Oyuncular: Civan Canova, Sevinç Yıldız, Seray Gözler, Seval Gökçe, Orhan Kurtuldu, Tunç Günbay, Gökalp Kulan, Derya Keykubat, Rabia Başaran, Nevin Doğan, Murat Okay, Ayşe Emek Büyükçelik

2001 (5.) Afife Tiyatro Ödülleri
En Başarılı Komedi Kadın Oyuncusu


Başarılı bir diş doktoru olan Julyen kendisini olası bir evlilikten korumak adına sevgilisine "evliyim ve üç çocuk babasıyım" der. Oysaki asla evlenmemiştir. Ancak böylelikle sevgilisi Antonia, onunla evlenme talebinde bulunamaz ve Julyen' da eşinin yanında olduğu yalanını söyleyerek rahat rahat çapkınlık yapabilir. Julyen' un açık sözlülüğü, Antonia' nın çok hoşuna gider, önceki ilişkilerinde bulamadığı dürüstlüğü bu evli adamda bulmuştur. Yine de Julyen' in, eşine (çapkınlık turlarına) kendisinden daha çok vakit ayrılmasına dayanamayan Antonia, intihara teşebbüs eder. Bu teşebbüs Julyen' i tetikler ve hayatını kendi uğruna feda edebilecek bu kadınla evlenmek ister. Ancak Antonia mutluluğunu, terkedilmiş bir üç çocuk annesinin mutsuzluğu üzerine kurmak istemez, bunu kendine yakıştıramaz. Julyen sevgilisini ikna edebilmek uğruna, yalanına yanında çalışan hasta bakıcısı Stephane' yi de karıştırır. Olaylarda git gide karışır.

Oyunun bence en hoş yanı ile başlayalım işe; sahnede tüm oyun boyunca duran "Kaktüs Çiçeği" ile. Oyun güzel bir konuya değiniyor aslında, gerçekte yanı başımızda duranları görmeyip mutluluğu hep uzaklarda arayışımıza. Bu fikri desteklercesine, sahnede tüm oyun boyunca duran "Kaktüs Çiçeği"ni birçok izleyen aslında oyunun finalinde fark ediyor. 

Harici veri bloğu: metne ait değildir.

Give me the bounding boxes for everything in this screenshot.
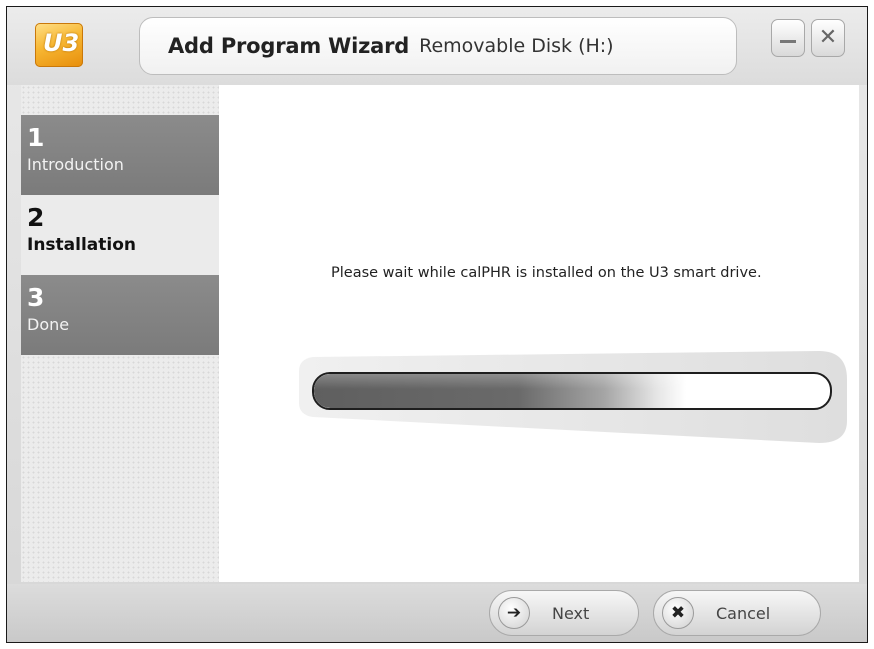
step-done: 3 Done bbox=[21, 275, 219, 355]
next-label: Next bbox=[552, 603, 590, 623]
step-label: Installation bbox=[27, 235, 137, 255]
progress-bar bbox=[312, 372, 832, 410]
arrow-right-icon: ➔ bbox=[498, 597, 530, 629]
step-number: 1 bbox=[27, 123, 45, 152]
step-label: Done bbox=[27, 315, 70, 334]
wizard-window: U3 Add Program Wizard Removable Disk (H:… bbox=[6, 6, 868, 643]
step-number: 2 bbox=[27, 203, 45, 232]
step-introduction: 1 Introduction bbox=[21, 115, 219, 195]
title-panel: Add Program Wizard Removable Disk (H:) bbox=[139, 17, 737, 75]
step-installation: 2 Installation bbox=[21, 195, 219, 275]
step-label: Introduction bbox=[27, 155, 124, 174]
u3-logo-text: U3 bbox=[43, 29, 80, 57]
window-subtitle: Removable Disk (H:) bbox=[419, 35, 614, 57]
progress-fill bbox=[314, 374, 686, 408]
steps-sidebar: 1 Introduction 2 Installation 3 Done bbox=[21, 85, 219, 582]
close-icon: ✕ bbox=[818, 25, 838, 50]
cancel-button[interactable]: ✖ Cancel bbox=[653, 590, 821, 636]
window-title: Add Program Wizard bbox=[168, 34, 410, 58]
install-message: Please wait while calPHR is installed on… bbox=[331, 265, 762, 281]
minimize-icon bbox=[780, 40, 796, 43]
footer-bar: ➔ Next ✖ Cancel bbox=[7, 584, 867, 642]
close-button[interactable]: ✕ bbox=[811, 19, 845, 57]
step-number: 3 bbox=[27, 283, 45, 312]
next-button[interactable]: ➔ Next bbox=[489, 590, 639, 636]
u3-logo: U3 bbox=[35, 23, 83, 67]
main-content: Please wait while calPHR is installed on… bbox=[219, 85, 859, 582]
cancel-label: Cancel bbox=[716, 603, 771, 623]
minimize-button[interactable] bbox=[771, 19, 805, 57]
title-bar: U3 Add Program Wizard Removable Disk (H:… bbox=[7, 7, 867, 85]
x-icon: ✖ bbox=[662, 597, 694, 629]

Aşk için söylenen yalanları, farkında olmadan sevmeyi, her sabah onu görmeyi, her sıkıntınızda yanınızda olduğunu bilmeyi, sevdiği yemekleri, zevklerini… Bir insanı sevmeyi gösteriyor bu oyun bize. Sevginin nasıl öyle "oluştuğunu, büyüdüğünü" sevdaların nasıl fedakarlıkları büyüttüğünü, sevdiğinden vaz geçmeyi, "sevdiğimin sevdiği sevilmez mi?"yi gösteriyor.Aşk uğruna söylenen yalanları ve yalanların içinden sıyrılıp geçen aşkı anlatıyor bu oyun. 

"Kaktüs çiçeklerini bilir misiniz? Çoğu kaktüs çiçek vermez, vereni de pek seyrek uzun seneler sonrasında, aşk da öyle aslında, her zaman çıkmaz karşımıza. Öyleyse bir kaktüs çiçeği görünce, elimize batan dikenlere inat o çiçeği tutup ona sarılmamız gerektiğini unutmayalım" diyor bu oyun her satırında. Satır aralarını okumayanlara buradan duyrulur! 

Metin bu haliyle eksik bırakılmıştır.